Lucinda’s face froze in shock at her mother’s reaction.
“You do not talk to other people that way,” Sheila continued. “I want you to apologize to Dylan right now.” Sheila steered her toward him.
Rachel half-expected Lucinda to begin crying at the humiliation, but instead she turned her face to Dylan. “Sor-reee,” she sang out.
Dylan shrugged. “That’s okay.”
But Sheila wouldn’t let go. She had taken Lucinda’s arm and pulled her aside. “Say it like you mean it,” she snapped.
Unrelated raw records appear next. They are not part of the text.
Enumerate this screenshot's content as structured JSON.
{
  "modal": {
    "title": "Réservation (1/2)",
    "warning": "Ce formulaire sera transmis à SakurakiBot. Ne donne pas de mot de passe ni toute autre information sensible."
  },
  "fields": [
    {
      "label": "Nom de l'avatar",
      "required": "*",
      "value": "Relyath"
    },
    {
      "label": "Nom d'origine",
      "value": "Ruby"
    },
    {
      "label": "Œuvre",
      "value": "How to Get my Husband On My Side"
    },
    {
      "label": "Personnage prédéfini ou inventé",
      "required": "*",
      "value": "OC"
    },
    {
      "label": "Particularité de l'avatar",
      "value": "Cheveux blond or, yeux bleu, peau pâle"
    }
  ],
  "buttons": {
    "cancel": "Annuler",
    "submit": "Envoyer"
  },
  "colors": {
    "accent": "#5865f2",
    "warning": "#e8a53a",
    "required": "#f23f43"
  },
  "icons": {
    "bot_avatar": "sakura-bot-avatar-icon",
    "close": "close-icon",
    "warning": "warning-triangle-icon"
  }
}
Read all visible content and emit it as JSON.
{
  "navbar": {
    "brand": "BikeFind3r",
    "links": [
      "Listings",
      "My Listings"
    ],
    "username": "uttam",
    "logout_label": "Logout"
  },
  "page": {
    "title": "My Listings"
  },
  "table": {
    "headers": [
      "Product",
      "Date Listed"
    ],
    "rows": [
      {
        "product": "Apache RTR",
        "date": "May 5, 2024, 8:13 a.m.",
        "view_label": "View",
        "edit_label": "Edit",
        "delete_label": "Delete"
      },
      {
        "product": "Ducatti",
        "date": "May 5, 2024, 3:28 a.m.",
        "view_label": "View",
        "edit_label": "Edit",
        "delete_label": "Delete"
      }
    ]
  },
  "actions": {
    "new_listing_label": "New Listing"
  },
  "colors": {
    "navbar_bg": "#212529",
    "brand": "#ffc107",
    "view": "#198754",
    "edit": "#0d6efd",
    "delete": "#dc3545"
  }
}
“That’s fine,” Rachel said, wanting to stop her from dragging out the incident.
But Sheila persisted. “Say it properly.”
“I’m sorry,” Lucinda said in a flat voice.
Sheila started to insist her daughter affect a tone of remorse, when Rachel cut her off. “We accept your apology, right?” she asked Dylan.
“Sure,” he muttered. He was beginning to squirm from the attention. He also wanted to get back to the others enjoying the cheetah. Then in all innocence he added: “I am stupid.”
“No you’re not,” Rachel said. “You’re not … Don’t even use that word.”
He and Lucinda moved to the group of kids.
“I’m really sorry about that,” Sheila said. “Really. That was uncalled for.”
Rachel nodded and looked away, wishing that Sheila would drop the subject. Her overreaction was making it worse—as if Lucinda had called a paraplegic a “crip.” Because he was young, Dylan would repair. But on a subconscious level he must have absorbed something of the message. How many times must you be told you’re a dummy before you internalize it?
The rest of the morning passed without other incidents.
Later, on the bus, Rachel could hear Lucinda challenge the other kids to an impromptu spelling bee, then an arithmetic contest—mostly who could add or subtract numbers in their heads. She was clearly the Dells power kid, always pontificating, always needing to show how clever she was, how much more she knew than the others. And even though most kids were too young to rank each other, Lucinda had already established the mind-set that Dylan was at the bottom of the hierarchy: the one to pick on—the class dope.